Science

NASA Launches MUSIC Into Suborbital Space

It was a successful 17-minute flight for the sounding rocket up into the atmosphere.

NASA

On Tuesday morning, at the Wallops Flight Facility in Wallops, Virginia, NASA launched the Multiple User Suborbital Instrument Carrier, or MUSIC payload, out into the skies aboard a Terrier-Improved Malemute sounding rocket. The launch had been postponed numerous times since December because of weather-related delays so it was, it can be presumed, 🎶 music 🎶 to NASA’s ears to hear there was finally a successful flight.

The mission was specifically designed to help study the physics of the ionosphere and measure space weather activity — all in just a short 17-minute flight.

MUSIC is basically a suborbital payload (something a rocket carries that isn’t connected to its propulsion) which carried several different kinds of engineering projects and experiments designed by students at West Virginia University, via NASA’s Undergraduate Student Instrument Project.
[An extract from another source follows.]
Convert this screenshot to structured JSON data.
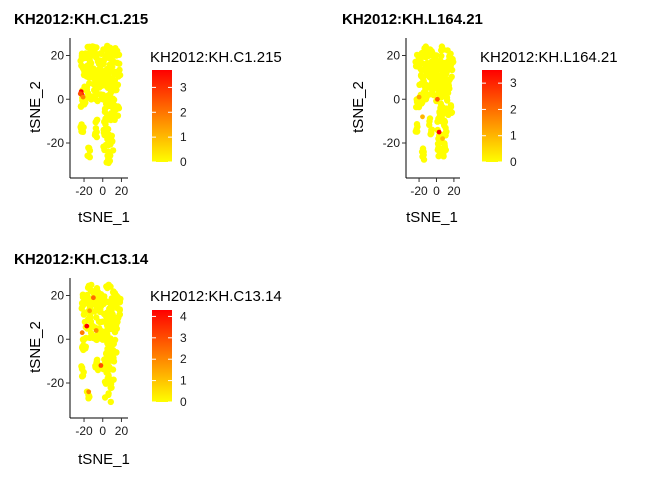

The university participated in three similar flights in 2014, putting other experimental payloads on sounding rockets and balloons in preparation for the research objectives for this upcoming mission.

“The mission is allowing engineers at Wallops that have not had experience with sounding rockets to gain a familiarity with these suborbital missions,” said Carsell Milliner, the mission manager for MUSIC, in a November news release. “The work being done will result in a standard payload carrier with predefined mechanical, telemetry, power and attitude control capabilities.”

MUSIC

NASA

MUSIC wasn’t the only thing that was launched on Tuesday. The sounding rocket also took the Diminutive Assembly for Nanosatellite deploYables (DANY) up for a test flight. DANY is a mechanism being developed to help unlatch stowed devices from a small satellite, like a Cubesat. It could be a valuable tool later on for deploying devices like solar panels into orbit.

NASA has another sounding rocket launch set for next Monday.